A gaseous mixture containing 5 moles of H2 and 7 moles of Br2 reacts to form HBr. Write a balanced chemical equation. Which reactant is limiting? What is the theoretical yield in moles? What is the theoretical yield for this reaction in grams? How many moles of excess reactant are left over? How many grams of excess reactant are leftover?
To write a balanced chemical equation for the reaction between H2 and Br2 to form HBr, you need to consider the law of conservation of mass. The number of atoms of each element must be equal on both sides of the equation.
The balanced chemical equation is:
H2 + Br2 -> 2HBr
From the equation, you can see that 1 mole of H2 reacts with 1 mole of Br2 to produce 2 moles of HBr.
To determine the limiting reactant, you need to compare the mole ratios of the reactants with their actual amounts.
Given the initial amounts, there are 5 moles of H2 and 7 moles of Br2.
To find the limiting reactant, you need to convert the moles of each reactant to the mole ratio with respect to the desired product (HBr) using the coefficients in the balanced equation.
H2:Br2 = 5 moles : 1 mole = 5 : 1
HBr:Br2 = 2 moles : 1 mole = 2 : 1
Comparing these ratios, you can see that the mole ratio of H2:Br2 is higher than the mole ratio of HBr:Br2. Therefore, Br2 is the limiting reactant.
The theoretical yield in moles is the maximum amount of HBr that can be produced from the limiting reactant.

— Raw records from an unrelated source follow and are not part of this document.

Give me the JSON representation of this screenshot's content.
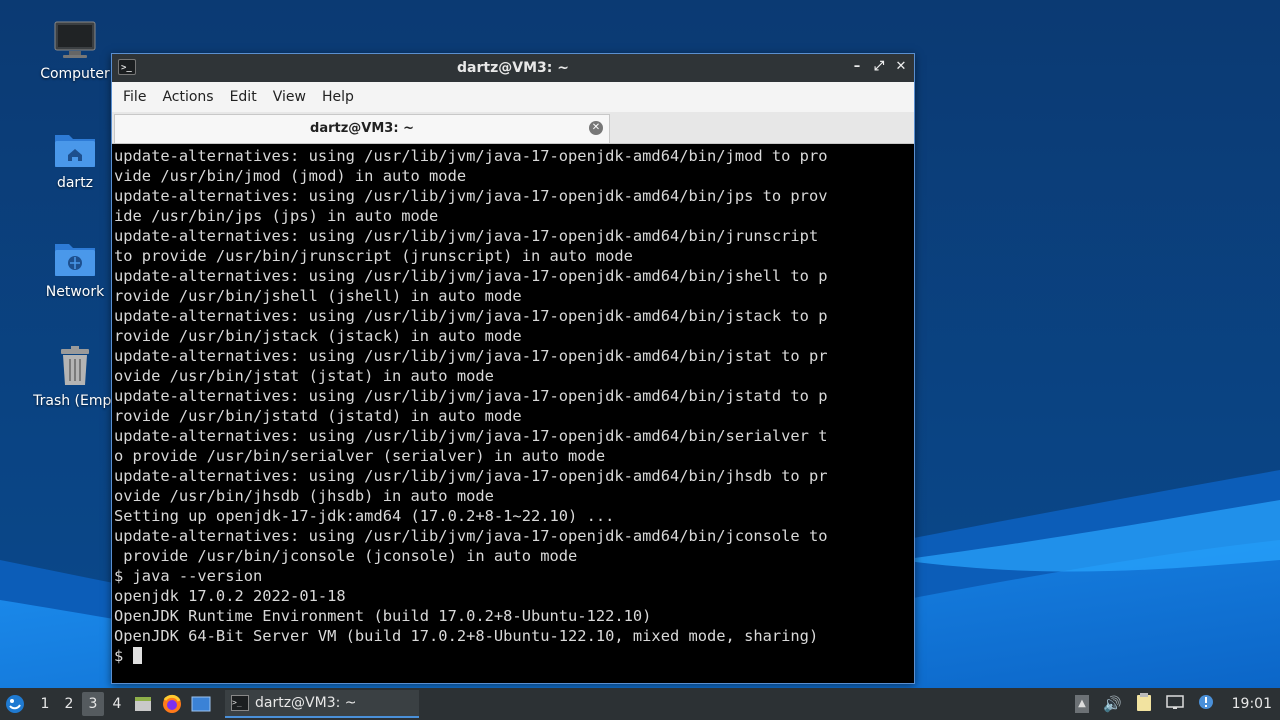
{
  "desktop": {
    "icons": [
      {
        "label": "Computer",
        "icon": "computer-icon"
      },
      {
        "label": "dartz",
        "icon": "home-folder-icon"
      },
      {
        "label": "Network",
        "icon": "network-folder-icon"
      },
      {
        "label": "Trash (Empt",
        "icon": "trash-icon"
      }
    ]
  },
  "window": {
    "title": "dartz@VM3: ~",
    "menu": [
      "File",
      "Actions",
      "Edit",
      "View",
      "Help"
    ],
    "tab_label": "dartz@VM3: ~",
    "controls": [
      "minimize-icon",
      "maximize-icon",
      "close-icon"
    ]
  },
  "terminal": {
    "lines": [
      "update-alternatives: using /usr/lib/jvm/java-17-openjdk-amd64/bin/jmod to pro",
      "vide /usr/bin/jmod (jmod) in auto mode",
      "update-alternatives: using /usr/lib/jvm/java-17-openjdk-amd64/bin/jps to prov",
      "ide /usr/bin/jps (jps) in auto mode",
      "update-alternatives: using /usr/lib/jvm/java-17-openjdk-amd64/bin/jrunscript",
      "to provide /usr/bin/jrunscript (jrunscript) in auto mode",
      "update-alternatives: using /usr/lib/jvm/java-17-openjdk-amd64/bin/jshell to p",
      "rovide /usr/bin/jshell (jshell) in auto mode",
      "update-alternatives: using /usr/lib/jvm/java-17-openjdk-amd64/bin/jstack to p",
      "rovide /usr/bin/jstack (jstack) in auto mode",
      "update-alternatives: using /usr/lib/jvm/java-17-openjdk-amd64/bin/jstat to pr",
      "ovide /usr/bin/jstat (jstat) in auto mode",
      "update-alternatives: using /usr/lib/jvm/java-17-openjdk-amd64/bin/jstatd to p",
      "rovide /usr/bin/jstatd (jstatd) in auto mode",
      "update-alternatives: using /usr/lib/jvm/java-17-openjdk-amd64/bin/serialver t",
      "o provide /usr/bin/serialver (serialver) in auto mode",
      "update-alternatives: using /usr/lib/jvm/java-17-openjdk-amd64/bin/jhsdb to pr",
      "ovide /usr/bin/jhsdb (jhsdb) in auto mode",
      "Setting up openjdk-17-jdk:amd64 (17.0.2+8-1~22.10) ...",
      "update-alternatives: using /usr/lib/jvm/java-17-openjdk-amd64/bin/jconsole to",
      " provide /usr/bin/jconsole (jconsole) in auto mode",
      "$ java --version",
      "openjdk 17.0.2 2022-01-18",
      "OpenJDK Runtime Environment (build 17.0.2+8-Ubuntu-122.10)",
      "OpenJDK 64-Bit Server VM (build 17.0.2+8-Ubuntu-122.10, mixed mode, sharing)"
    ],
    "prompt": "$ "
  },
  "taskbar": {
    "workspaces": [
      "1",
      "2",
      "3",
      "4"
    ],
    "active_workspace": "3",
    "task_label": "dartz@VM3: ~",
    "clock": "19:01"
  },
  "colors": {
    "accent": "#4a90d9",
    "taskbar_bg": "#2c3134",
    "terminal_bg": "#000000",
    "terminal_fg": "#d9d9d9"
  }
}
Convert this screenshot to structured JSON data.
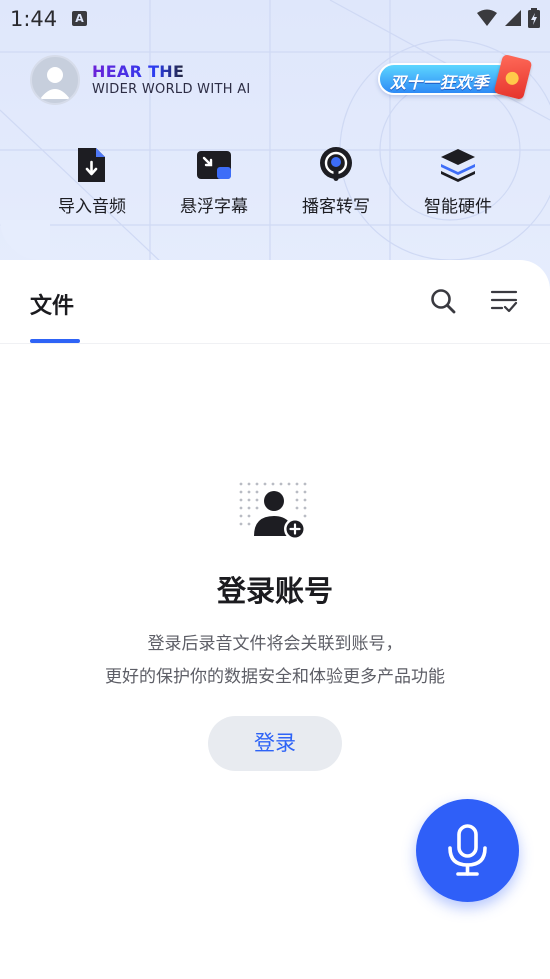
{
  "status_bar": {
    "time": "1:44",
    "notification_glyph": "A",
    "icons": [
      "wifi-icon",
      "signal-icon",
      "battery-icon"
    ]
  },
  "header": {
    "brand_line1": "HEAR THE",
    "brand_line2": "WIDER WORLD WITH AI",
    "promo_label": "双十一狂欢季"
  },
  "actions": [
    {
      "label": "导入音频",
      "icon": "import-audio-icon"
    },
    {
      "label": "悬浮字幕",
      "icon": "floating-subtitle-icon"
    },
    {
      "label": "播客转写",
      "icon": "podcast-transcribe-icon"
    },
    {
      "label": "智能硬件",
      "icon": "smart-hardware-icon"
    }
  ],
  "tabs": {
    "files_label": "文件"
  },
  "empty_state": {
    "title": "登录账号",
    "desc_line1": "登录后录音文件将会关联到账号，",
    "desc_line2": "更好的保护你的数据安全和体验更多产品功能",
    "login_label": "登录"
  },
  "colors": {
    "accent": "#2e63f6",
    "fab": "#2f5ff8",
    "header_bg": "#e3eafc"
  }
}
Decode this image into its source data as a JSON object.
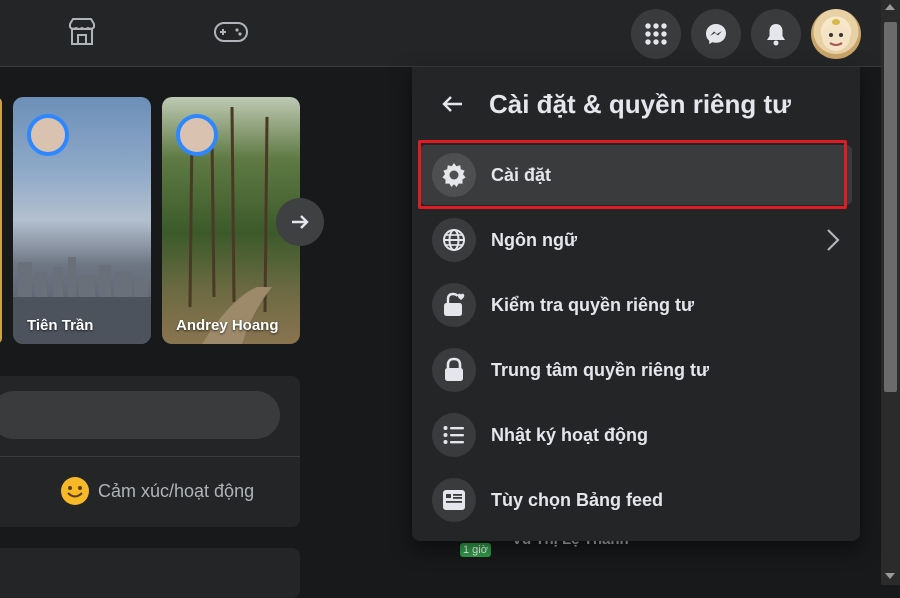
{
  "topbar": {
    "icons": [
      "marketplace-icon",
      "gaming-icon",
      "menu-grid-icon",
      "messenger-icon",
      "notifications-icon"
    ]
  },
  "stories": [
    {
      "name": "Tiên Trần"
    },
    {
      "name": "Andrey Hoang"
    }
  ],
  "composer": {
    "feeling_label": "Cảm xúc/hoạt động"
  },
  "panel": {
    "title": "Cài đặt & quyền riêng tư",
    "items": [
      {
        "label": "Cài đặt",
        "icon": "gear-icon"
      },
      {
        "label": "Ngôn ngữ",
        "icon": "globe-icon"
      },
      {
        "label": "Kiểm tra quyền riêng tư",
        "icon": "lock-heart-icon"
      },
      {
        "label": "Trung tâm quyền riêng tư",
        "icon": "lock-icon"
      },
      {
        "label": "Nhật ký hoạt động",
        "icon": "list-icon"
      },
      {
        "label": "Tùy chọn Bảng feed",
        "icon": "feed-icon"
      }
    ]
  },
  "background_contact": {
    "badge": "1 giờ",
    "name": "Vũ Thị Lệ Thanh"
  },
  "colors": {
    "background": "#18191a",
    "surface": "#242526",
    "hover": "#3a3b3c",
    "text": "#e4e6eb",
    "annotation_red": "#e01b24",
    "accent": "#2d88ff"
  }
}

Since 1 mole of Br2 reacts to form 2 moles of HBr, and Br2 is the limiting reactant with a quantity of 7 moles, the theoretical yield of HBr is 7 moles * 2 moles HBr / 1 mole Br2 = 14 moles of HBr.
To calculate the theoretical yield in grams, you need to know the molar mass of HBr. The molar mass of HBr is approximately 80.91 g/mol. Therefore, the theoretical yield in grams is 14 moles of HBr * 80.91 g/mol = 1132.74 grams of HBr.
To determine the moles of excess reactant left over, you can use the mole ratio between the limiting reactant (Br2) and the excess reactant (H2).
From the balanced equation, you can see that 1 mole of H2 reacts with 1 mole of Br2. Since Br2 is the limiting reactant with a quantity of 7 moles, there must be an equal number of moles of H2 leftover. Therefore, the moles of excess reactant (H2) left over is also 7 moles.
To calculate the grams of excess reactant left over, you need to know the molar mass of H2. The molar mass of H2 is approximately 2.02 g/mol. Therefore, the grams of excess reactant left over is 7 moles of H2 * 2.02 g/mol = 14.14 grams of H2.